Following last weeks London Bridge attack she had pledged to axe human right act as part of a robust counter terrorist program to deport suspected terrorists and allocate greater powers to security services.
Instead she was accused of “policing on the cheap” after presiding over major cuts to the police force since 2010 in her role as Home Secretary, a position she held until becoming Prime Minister last year. Over the last 7 years police funding has been cut by 20% and there are now 20,000 fewer police officers in the UK, a 13% decline.
Last year, an investigation by the Independent Newspaper into media bias against Jeremy Corbyn found that 75% of press coverage misrepresented the Labour party leader, with numerous stories aligning him as a terrorist sympathiser for opposing Britain’s foreign policy.
Though this continued during the election, Political analyst and Labour party campaigner Marlene Ellis feels the combination of media and party attacks on Mr Corbyn backfired.
“Both the media and the Conservative party had spent a considerable amount of time trying to make Mr Corbyn look unelectable and incompetent but in their arrogance they had failed to put together a proper campaign or even a completed manifesto,” she explained.
The election will have disastrous consequences for Ms May – who had expected that a strong performance in the election would give her greater leverage as she begins the first round of Brexit negotiations with the European Union later this month.
As a result Ms Ellis believes her position untenable and possibly lead to another general election within six months.
“There’s no doubt her power has been curtailed, she has not got the mandate she needed for a hard brexit and does not have the majority she needs to push forward with austerity measures.”

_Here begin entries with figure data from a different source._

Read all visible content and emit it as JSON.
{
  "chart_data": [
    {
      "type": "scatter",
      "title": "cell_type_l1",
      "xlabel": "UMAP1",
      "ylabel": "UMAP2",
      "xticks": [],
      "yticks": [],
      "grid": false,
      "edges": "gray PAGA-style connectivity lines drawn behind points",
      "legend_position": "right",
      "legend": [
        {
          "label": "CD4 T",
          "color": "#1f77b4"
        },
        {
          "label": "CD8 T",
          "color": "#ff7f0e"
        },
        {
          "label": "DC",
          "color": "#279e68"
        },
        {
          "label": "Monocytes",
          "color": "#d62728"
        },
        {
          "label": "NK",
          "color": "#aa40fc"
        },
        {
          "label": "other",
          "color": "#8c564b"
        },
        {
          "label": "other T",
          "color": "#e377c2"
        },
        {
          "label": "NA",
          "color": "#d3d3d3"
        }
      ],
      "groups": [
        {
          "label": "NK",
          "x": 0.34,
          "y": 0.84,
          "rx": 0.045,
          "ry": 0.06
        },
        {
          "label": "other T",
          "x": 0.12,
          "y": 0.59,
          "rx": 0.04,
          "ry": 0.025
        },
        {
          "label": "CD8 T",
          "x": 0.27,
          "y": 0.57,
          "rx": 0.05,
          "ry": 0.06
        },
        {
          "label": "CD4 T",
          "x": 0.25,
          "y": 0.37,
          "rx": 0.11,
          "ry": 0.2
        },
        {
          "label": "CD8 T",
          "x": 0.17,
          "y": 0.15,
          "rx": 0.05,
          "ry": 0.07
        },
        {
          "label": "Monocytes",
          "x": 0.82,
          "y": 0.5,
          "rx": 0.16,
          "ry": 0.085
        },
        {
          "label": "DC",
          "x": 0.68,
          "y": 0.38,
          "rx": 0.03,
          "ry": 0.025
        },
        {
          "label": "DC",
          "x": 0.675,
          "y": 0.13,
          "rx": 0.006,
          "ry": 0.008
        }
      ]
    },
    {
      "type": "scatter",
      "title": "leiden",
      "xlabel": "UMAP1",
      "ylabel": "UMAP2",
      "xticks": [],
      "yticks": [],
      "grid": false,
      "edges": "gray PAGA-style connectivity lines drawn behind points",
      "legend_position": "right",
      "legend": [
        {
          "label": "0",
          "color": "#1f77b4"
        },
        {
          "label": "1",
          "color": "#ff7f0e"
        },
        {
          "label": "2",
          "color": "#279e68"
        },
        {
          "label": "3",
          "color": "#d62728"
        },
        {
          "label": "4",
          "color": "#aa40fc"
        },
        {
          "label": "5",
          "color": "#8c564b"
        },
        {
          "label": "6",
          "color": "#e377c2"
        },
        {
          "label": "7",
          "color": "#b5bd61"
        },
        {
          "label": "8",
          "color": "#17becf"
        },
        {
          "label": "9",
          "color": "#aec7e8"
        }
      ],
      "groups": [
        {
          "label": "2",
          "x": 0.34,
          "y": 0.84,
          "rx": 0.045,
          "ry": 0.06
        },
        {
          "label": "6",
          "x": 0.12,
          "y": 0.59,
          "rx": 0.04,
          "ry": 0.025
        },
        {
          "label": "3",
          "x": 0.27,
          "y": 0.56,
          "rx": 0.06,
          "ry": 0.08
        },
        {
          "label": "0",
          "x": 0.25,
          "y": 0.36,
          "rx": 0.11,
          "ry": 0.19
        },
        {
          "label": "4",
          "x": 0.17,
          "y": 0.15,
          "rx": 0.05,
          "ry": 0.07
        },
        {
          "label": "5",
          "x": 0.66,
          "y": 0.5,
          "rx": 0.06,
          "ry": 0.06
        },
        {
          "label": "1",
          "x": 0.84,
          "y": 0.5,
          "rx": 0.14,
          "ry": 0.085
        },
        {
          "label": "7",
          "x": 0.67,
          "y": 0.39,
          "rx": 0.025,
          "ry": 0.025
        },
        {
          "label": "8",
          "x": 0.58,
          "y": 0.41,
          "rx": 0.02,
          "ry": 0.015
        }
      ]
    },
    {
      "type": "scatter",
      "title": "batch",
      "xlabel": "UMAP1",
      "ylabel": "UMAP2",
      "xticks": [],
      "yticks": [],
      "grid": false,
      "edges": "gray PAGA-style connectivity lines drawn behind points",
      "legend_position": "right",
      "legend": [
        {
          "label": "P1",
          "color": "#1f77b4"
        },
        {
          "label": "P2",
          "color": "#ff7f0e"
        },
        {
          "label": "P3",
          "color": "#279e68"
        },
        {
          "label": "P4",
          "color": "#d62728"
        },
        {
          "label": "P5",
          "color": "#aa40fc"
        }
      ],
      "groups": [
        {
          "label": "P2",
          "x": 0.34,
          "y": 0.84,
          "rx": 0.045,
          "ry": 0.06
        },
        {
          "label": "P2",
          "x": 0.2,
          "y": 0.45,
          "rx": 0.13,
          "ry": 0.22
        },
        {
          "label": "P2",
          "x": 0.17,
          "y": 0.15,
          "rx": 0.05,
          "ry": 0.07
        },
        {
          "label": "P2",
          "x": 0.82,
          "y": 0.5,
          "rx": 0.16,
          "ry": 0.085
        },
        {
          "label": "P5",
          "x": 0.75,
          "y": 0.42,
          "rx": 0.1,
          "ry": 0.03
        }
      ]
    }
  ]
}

“Also there are severe concerns over her partnership with the DUP party, who have been backed by terrorist cells within Northern Ireland, even from her peers and as such I cannot see that alliance lasting beyond a few months.”
Following the 2015 election in which the Conservative Government won a huge majority and Brexit last year, this weeks election represents the third time in three years UK voters have defied expectations. It now remains to be seen what the implications of this latest surprise are but it is clear that uncertain times lay ahead for the United Kingdom.